Sen. David Wheeler, R-Huron, called Jensen’s bill “a terrible waste of time for everybody.”

Rob Monson, executive director of School Administrators of South Dakota, released a statement on social media saying he and Steinhoff had met with House leaders and had requested that Jensen not only lose his vice chairmanship but also be removed from the committee. Monson said Jensen is “unfit to serve on that committee,” and later said there was still “ongoing discussion” about a removal.

South Dakota Democratic Party Executive Director Dan Ahlers, a former legislator, released a statement saying “these actions are beneath the office that Rep. Jensen holds.”

Monson and Ahlers described Jensen’s bill as part of a broader attack on public education this legislative session.

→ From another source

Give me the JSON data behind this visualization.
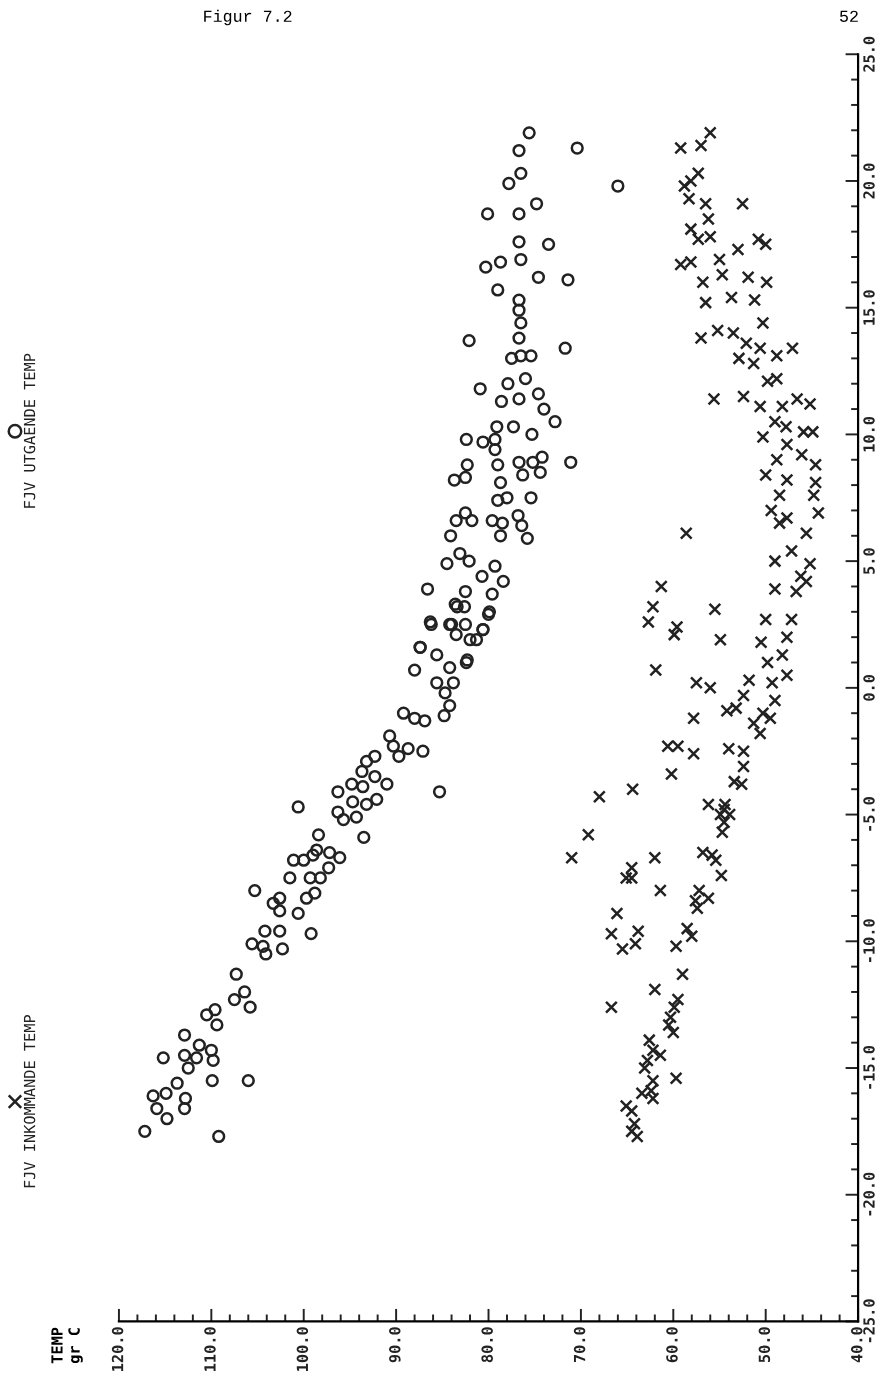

That attack, they said, consists of efforts including a less-than-inflation state funding increase of 1.25% proposed by former Gov. Kristi Noem, a pending bill that would require the Ten Commandments to be posted in every public school classroom, and a Noem proposal to create education savings accounts that would provide public funding to help families pay for private school tuition, homeschooling or other forms of alternative instruction. A bill that would have required public schools to allow chaplains failed Wednesday in the House.

Wednesday was not Jensen’s first experience with widespread condemnation of his actions or statements.

In 2016, he told the Rapid City Journal that one of his constituents witnessed “dozens of South Americans” fleeing a parked van in downtown Rapid City, and then Jensen described how they looked in language that the state Democratic Party called “bigoted.” At the time, Jensen was supporting legislation to close the state to refugees.

In 2014, Jensen told the Journal that businesses should have the right to deny service based on a customer’s race or religion, because the situation is best left to the free market.